Our data also suggests that mevalonate is an important metabolite in determining the production of isoprenol, given that over 80% mevalonate can be converted to isoprenol. It provides another clue to further increase the production of isoprenol.
Compared with the isoprenol production, a much lower titer of prenol was obtained. The lower biomass probably resulted in the decreased prenol production, given the prenol producing strain (YY168) did not grow so well as the strain for isoprenol synthesis (YY159). Though YY168 finally obtained a higher biomass than YY159, YY168 had lower biomasses during the period when the isopentenols were largely produced (Figure 6). To check if the products prenol and isoprenol inhibit the normal growth of E. coli, we measured the growth of E. coli BL21(DE3) in media supplemented with increasing concentrations of exogenous prenol or isoprenol. A slight growth inhibition was indeed observed in the presence of prenol, but the inhibitory effect of prenol on the growth of E. coli was even weaker than that of isoprenol (Figure 7). Moreover, the strain YY168 produced a much lower product titer than YY159, which grew well during the production of isoprenol. Therefore, the growth inhibition of strain YY168 was not caused by the synthesized prenol.

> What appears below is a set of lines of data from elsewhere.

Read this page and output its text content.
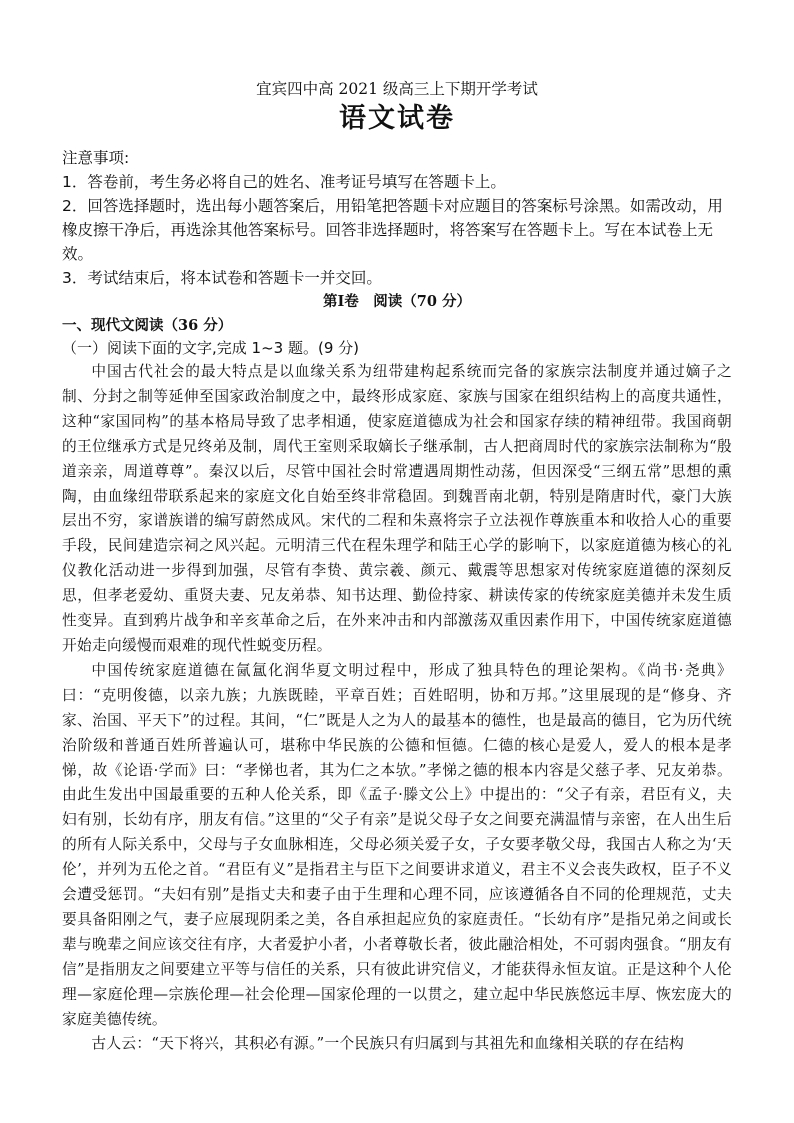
宜宾四中高 2021 级高三上下期开学考试

语文试卷

注意事项:

1．答卷前，考生务必将自己的姓名、准考证号填写在答题卡上。

2．回答选择题时，选出每小题答案后，用铅笔把答题卡对应题目的答案标号涂黑。如需改动，用橡皮擦干净后，再选涂其他答案标号。回答非选择题时，将答案写在答题卡上。写在本试卷上无效。

3．考试结束后，将本试卷和答题卡一并交回。

第Ⅰ卷　阅读（70 分）

一、现代文阅读（36 分）

（一）阅读下面的文字,完成 1~3 题。(9 分)

中国古代社会的最大特点是以血缘关系为纽带建构起系统而完备的家族宗法制度并通过嫡子之制、分封之制等延伸至国家政治制度之中，最终形成家庭、家族与国家在组织结构上的高度共通性，这种“家国同构”的基本格局导致了忠孝相通，使家庭道德成为社会和国家存续的精神纽带。我国商朝的王位继承方式是兄终弟及制，周代王室则采取嫡长子继承制，古人把商周时代的家族宗法制称为“殷道亲亲，周道尊尊”。秦汉以后，尽管中国社会时常遭遇周期性动荡，但因深受“三纲五常”思想的熏陶，由血缘纽带联系起来的家庭文化自始至终非常稳固。到魏晋南北朝，特别是隋唐时代，豪门大族层出不穷，家谱族谱的编写蔚然成风。宋代的二程和朱熹将宗子立法视作尊族重本和收拾人心的重要手段，民间建造宗祠之风兴起。元明清三代在程朱理学和陆王心学的影响下，以家庭道德为核心的礼仪教化活动进一步得到加强，尽管有李贽、黄宗羲、颜元、戴震等思想家对传统家庭道德的深刻反思，但孝老爱幼、重贤夫妻、兄友弟恭、知书达理、勤俭持家、耕读传家的传统家庭美德并未发生质性变异。直到鸦片战争和辛亥革命之后，在外来冲击和内部激荡双重因素作用下，中国传统家庭道德开始走向缓慢而艰难的现代性蜕变历程。

中国传统家庭道德在氤氲化润华夏文明过程中，形成了独具特色的理论架构。《尚书·尧典》曰：“克明俊德，以亲九族；九族既睦，平章百姓；百姓昭明，协和万邦。”这里展现的是“修身、齐家、治国、平天下”的过程。其间，“仁”既是人之为人的最基本的德性，也是最高的德目，它为历代统治阶级和普通百姓所普遍认可，堪称中华民族的公德和恒德。仁德的核心是爱人，爱人的根本是孝悌，故《论语·学而》曰：“孝悌也者，其为仁之本欤。”孝悌之德的根本内容是父慈子孝、兄友弟恭。由此生发出中国最重要的五种人伦关系，即《孟子·滕文公上》中提出的：“父子有亲，君臣有义，夫妇有别，长幼有序，朋友有信。”这里的“父子有亲”是说父母子女之间要充满温情与亲密，在人出生后的所有人际关系中，父母与子女血脉相连，父母必须关爱子女，子女要孝敬父母，我国古人称之为‘天伦’，并列为五伦之首。“君臣有义”是指君主与臣下之间要讲求道义，君主不义会丧失政权，臣子不义会遭受惩罚。“夫妇有别”是指丈夫和妻子由于生理和心理不同，应该遵循各自不同的伦理规范，丈夫要具备阳刚之气，妻子应展现阴柔之美，各自承担起应负的家庭责任。“长幼有序”是指兄弟之间或长辈与晚辈之间应该交往有序，大者爱护小者，小者尊敬长者，彼此融洽相处，不可弱肉强食。“朋友有信”是指朋友之间要建立平等与信任的关系，只有彼此讲究信义，才能获得永恒友谊。正是这种个人伦理—家庭伦理—宗族伦理—社会伦理—国家伦理的一以贯之，建立起中华民族悠远丰厚、恢宏庞大的家庭美德传统。

古人云：“天下将兴，其积必有源。”一个民族只有归属到与其祖先和血缘相关联的存在结构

Martin et al. found that, using mevalonate as substrate, the expression of partial MVA lower pathway (MK, MKK and MVD) resulted in the highest concentration of IPP, the expression of entire MVA lower pathway (MK, MKK, MVD and IDI) led to a decreased concentration of IPP, and the expression of an additional synthetic pathway that converts IPP and DMAPP to other metabolites further decreased the intracellular concentration of IPP [7]. That is to say, IPP will largely accumulate in engineered E. coli if it can’t be efficiently converted to other metabolites. In the meanwhile, compared to BsNudF, EcNudF has a much poorer substrate specificity towards IPP, making IPP can’t be efficiently hydrolyzed. Therefore, the lower cell density of YY168 may be attributed to the accumulation of IPP, which is toxic and can inhibit normal cell growth [7].
Conclusions
The engineering strategy described above inaugurates a new realm for the production of alcoholic biofuels. The substrate specificities of ADP-ribose pyrophosphatases were determined and successfully applied for the high-specificity synthesis of isoprenol and prenol. The desired isoprenol and prenol were finally produced with high specificities, being the first successful report on high-specificity production of isoprenol and prenol from renewable sugar. The achieved over 1.3 g/L isoprenol represents an encouraging isopentenol titer. In addition, the isopentenols can be isolated with the well-developed butanol recovery techniques, such as gas strip**. Therefore, this strategy provides the potential and possibility for scale-up production of isopentenols by utilizing the butanol production line without too much reconstruction. Altogether, this work presents a promising strategy for high-specificity production of two excellent biofuels, isoprenol and prenol.
Methods
Plasmid construction
The HMGS [Genbank: NM_001182489] was polymerase chain reaction (PCR)-amplified from genomic DNA of S. cerevisiae (ATCC 204508) with the primer set HMGS-F and HMGS-R. The PCR product digested with NdeI and XhoI was cloned into pACYCDuet-1 (Novagen, Darmstadt, Germany) cut with the same restriction enzymes, creating pISP211. The tHMGR (a truncated version of HMGR) was PCR-amplified from genomic DNA of S. cerevisiae (ATCC 204508) with the primer set tHMGR-F and tHMGR-R [7, 12]. The PCR product digested with NcoI and BamHI was cloned into pISP211 cut with the same restriction enzymes, creating pISP212.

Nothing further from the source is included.